Este protocolo apresenta e descreve as etapas para o isolamento, dissecção, cultivo e coloração de explantes de retina obtidos de um camundongo adulto. Este método é benéfico como um modelo ex vivo para o estudo de diferentes doenças neurovasculares da retina, como a retinopatia diabética.

Resumo

Um dos desafios na pesquisa da retina é estudar a conversa cruzada entre diferentes células da retina, como neurônios da retina, células gliais e células vasculares. Isolar, cultivar e sustentar neurônios da retina in vitro têm limitações técnicas e biológicas. A cultura de explantes de retina pode superar essas limitações e oferecer um modelo ex vivo único para estudar o cross-talk entre várias células da retina com parâmetros bioquímicos bem controlados e independentes do sistema vascular. Além disso, os explantes da retina são uma ferramenta de triagem eficaz para o estudo de novas intervenções farmacológicas em várias doenças vasculares e neurodegenerativas da retina, como a retinopatia diabética. Aqui, descrevemos um protocolo detalhado para isolamento e cultura de explantes da retina por um período prolongado. O manuscrito também apresenta alguns dos problemas técnicos durante este procedimento que podem afetar os resultados desejados e a reprodutibilidade da cultura de explante retinal. A imunocoloração dos vasos da retina, células gliais e neurônios demonstrou capilares da retina intactos e células neurogliais após 2 semanas do início da cultura do explante da retina. Isso estabelece explantes de retina como uma ferramenta confiável para estudar mudanças na vasculatura da retina e células neurogliais sob condições que imitam doenças da retina, como a retinopatia diabética.

Introdução

Diferentes modelos foram apresentados para estudar doenças da retina, incluindo modelos in vivo e in vitro. O uso de animais em pesquisa ainda é uma questão de contínuo debate ético e translacional1. Modelos animais envolvendo roedores, como camundongos ou ratos, são comumente utilizados em pesquisas sobre retina 2,3,4. No entanto, preocupações clínicas têm surgido devido às diferentes funções fisiológicas da retina em roedores em comparação com humanos, como a ausência de mácula ou diferenças na visão de cores5. O uso de olhos post-mortem humanos para pesquisa da retina também tem muitos problemas, incluindo, entre outros, diferenças nos antecedentes genéticos das amostras originais, no histórico médico dos doadores e nos ambientes ou estilos de vida anteriores dos doadores6. Além disso, o uso de modelos in vitro na pesquisa da retina também tem algumas desvantagens.
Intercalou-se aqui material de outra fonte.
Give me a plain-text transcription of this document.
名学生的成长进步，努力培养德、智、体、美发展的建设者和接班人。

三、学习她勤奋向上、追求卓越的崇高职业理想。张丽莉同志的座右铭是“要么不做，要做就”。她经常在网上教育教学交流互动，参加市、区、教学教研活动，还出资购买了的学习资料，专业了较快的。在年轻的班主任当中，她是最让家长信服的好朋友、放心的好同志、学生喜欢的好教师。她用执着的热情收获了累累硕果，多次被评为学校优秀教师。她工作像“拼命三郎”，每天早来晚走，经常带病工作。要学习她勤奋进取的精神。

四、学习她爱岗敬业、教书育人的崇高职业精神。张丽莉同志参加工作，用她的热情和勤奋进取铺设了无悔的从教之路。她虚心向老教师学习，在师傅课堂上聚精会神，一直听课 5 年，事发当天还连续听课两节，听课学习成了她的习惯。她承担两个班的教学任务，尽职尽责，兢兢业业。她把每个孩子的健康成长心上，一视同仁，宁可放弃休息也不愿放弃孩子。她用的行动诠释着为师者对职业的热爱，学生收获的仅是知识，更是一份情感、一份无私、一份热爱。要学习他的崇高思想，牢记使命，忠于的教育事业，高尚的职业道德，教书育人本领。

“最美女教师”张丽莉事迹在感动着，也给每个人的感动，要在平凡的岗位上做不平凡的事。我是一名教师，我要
Os modelos de cultura celular utilizados para estudar doenças da retina incluem a utilização de linhagens celulares de origem humana, células primárias ou células-tronco7. Os modelos de cultura celular utilizados têm demonstrado problemas em termos de contaminação, identificação incorreta ou desdiferenciação 8,9,10,11. Recentemente, a tecnologia organoide da retina mostrou um progresso significativo. No entanto, a construção de retinas altamente complexas in vitro tem várias limitações. Por exemplo, os organoides da retina não têm as mesmas características fisiológicas e bioquímicas que as retinas maduras in vivo. Para superar essa limitação, a tecnologia organoide da retina deve integrar mais características biológicas e celulares, incluindo células musculares lisas, vasculatura e células imunes como a micróglia12,13,14,15.
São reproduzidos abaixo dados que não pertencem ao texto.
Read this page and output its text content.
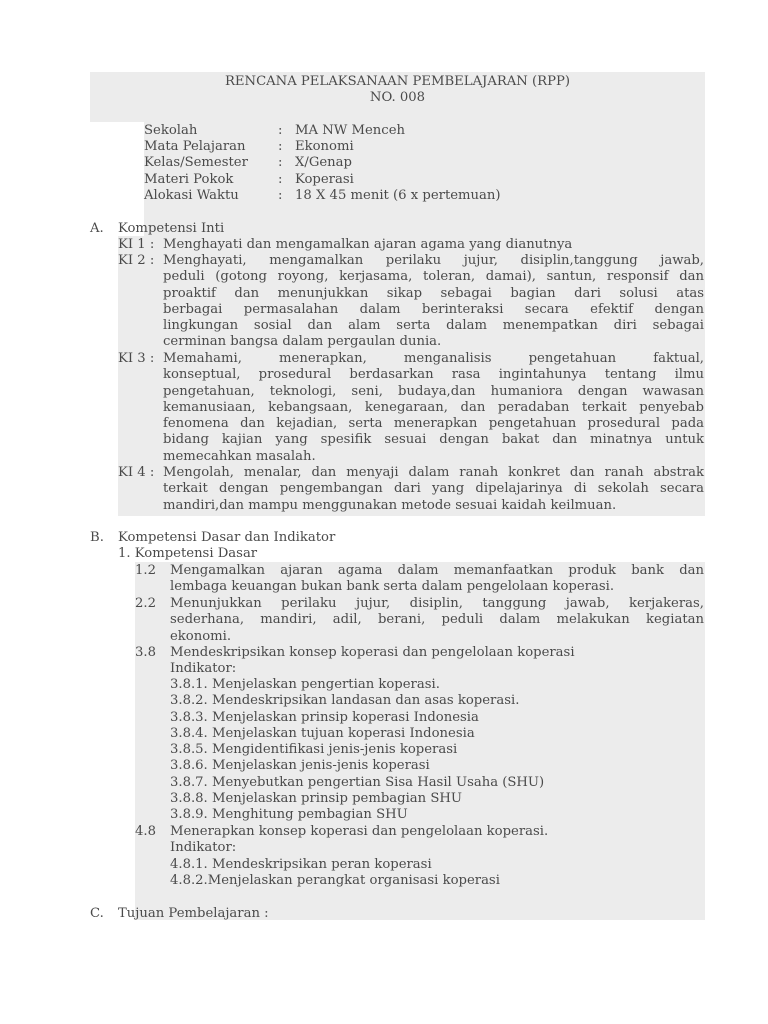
RENCANA PELAKSANAAN PEMBELAJARAN (RPP)
NO. 008
Sekolah	: MA NW Menceh
Mata Pelajaran : Ekonomi
Kelas/Semester : X/Genap
Materi Pokok	: Koperasi
Alokasi Waktu	: 18 X 45 menit (6 x pertemuan)
A. Kompetensi Inti
KI 1 : Menghayati dan mengamalkan ajaran agama yang dianutnya
KI 2 : Menghayati, mengamalkan perilaku jujur, disiplin,tanggung jawab,
peduli (gotong royong, kerjasama, toleran, damai), santun, responsif dan
proaktif dan menunjukkan sikap sebagai bagian dari solusi atas
berbagai permasalahan dalam berinteraksi secara efektif dengan
lingkungan sosial dan alam serta dalam menempatkan diri sebagai
cerminan bangsa dalam pergaulan dunia.
KI 3 : Memahami, menerapkan, menganalisis pengetahuan faktual,
konseptual, prosedural berdasarkan rasa ingintahunya tentang ilmu
pengetahuan, teknologi, seni, budaya,dan humaniora dengan wawasan
kemanusiaan, kebangsaan, kenegaraan, dan peradaban terkait penyebab
fenomena dan kejadian, serta menerapkan pengetahuan prosedural pada
bidang kajian yang spesifik sesuai dengan bakat dan minatnya untuk
memecahkan masalah.
KI 4 : Mengolah, menalar, dan menyaji dalam ranah konkret dan ranah abstrak
terkait dengan pengembangan dari yang dipelajarinya di sekolah secara
mandiri,dan mampu menggunakan metode sesuai kaidah keilmuan.
B. Kompetensi Dasar dan Indikator
1. Kompetensi Dasar
1.2 Mengamalkan ajaran agama dalam memanfaatkan produk bank dan
lembaga keuangan bukan bank serta dalam pengelolaan koperasi.
2.2 Menunjukkan perilaku jujur, disiplin, tanggung jawab, kerjakeras,
sederhana, mandiri, adil, berani, peduli dalam melakukan kegiatan
ekonomi.
3.8 Mendeskripsikan konsep koperasi dan pengelolaan koperasi
Indikator:
3.8.1. Menjelaskan pengertian koperasi.
3.8.2. Mendeskripsikan landasan dan asas koperasi.
3.8.3. Menjelaskan prinsip koperasi Indonesia
3.8.4. Menjelaskan tujuan koperasi Indonesia
3.8.5. Mengidentifikasi jenis-jenis koperasi
3.8.6. Menjelaskan jenis-jenis koperasi
3.8.7. Menyebutkan pengertian Sisa Hasil Usaha (SHU)
3.8.8. Menjelaskan prinsip pembagian SHU
3.8.9. Menghitung pembagian SHU
4.8 Menerapkan konsep koperasi dan pengelolaan koperasi.
Indikator:
4.8.1. Mendeskripsikan peran koperasi
4.8.2.Menjelaskan perangkat organisasi koperasi
C. Tujuan Pembelajaran :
Os explantes organotípicos da retina têm emergido como uma ferramenta confiável para o estudo de doenças da retina, como a retinopatia diabética e as doenças degenerativas da retina16,17,18,19. Em comparação com outras técnicas existentes, o uso de explantes de retina suporta tanto culturas de células da retina in vitro quanto modelos animais in vivo atuais, adicionando uma característica única para estudar o cross-talk entre várias células da retina sob os mesmos parâmetros bioquímicos e independentes de variáveis sistêmicas. As culturas de explante permitem que diferentes células da retina sejam mantidas juntas no mesmo ambiente, permitindo a preservação das interações intercelulares da retina20,21,22. Além disso, um estudo anterior mostrou que os explantes da retina foram capazes de preservar a estrutura morfológica e a funcionalidade das células da retina cultivadas23. Assim, os explantes de retina podem fornecer uma plataforma decente para a investigação de possíveis alvos terapêuticos para uma ampla variedade de doenças da retina24,25,26. As culturas de explante retiniano fornecem uma técnica controlável e são substitutas muito flexíveis dos mothods existentes que permitem inúmeras manipulações farmacológicas e podem descobrir vários mecanismos moleculares27.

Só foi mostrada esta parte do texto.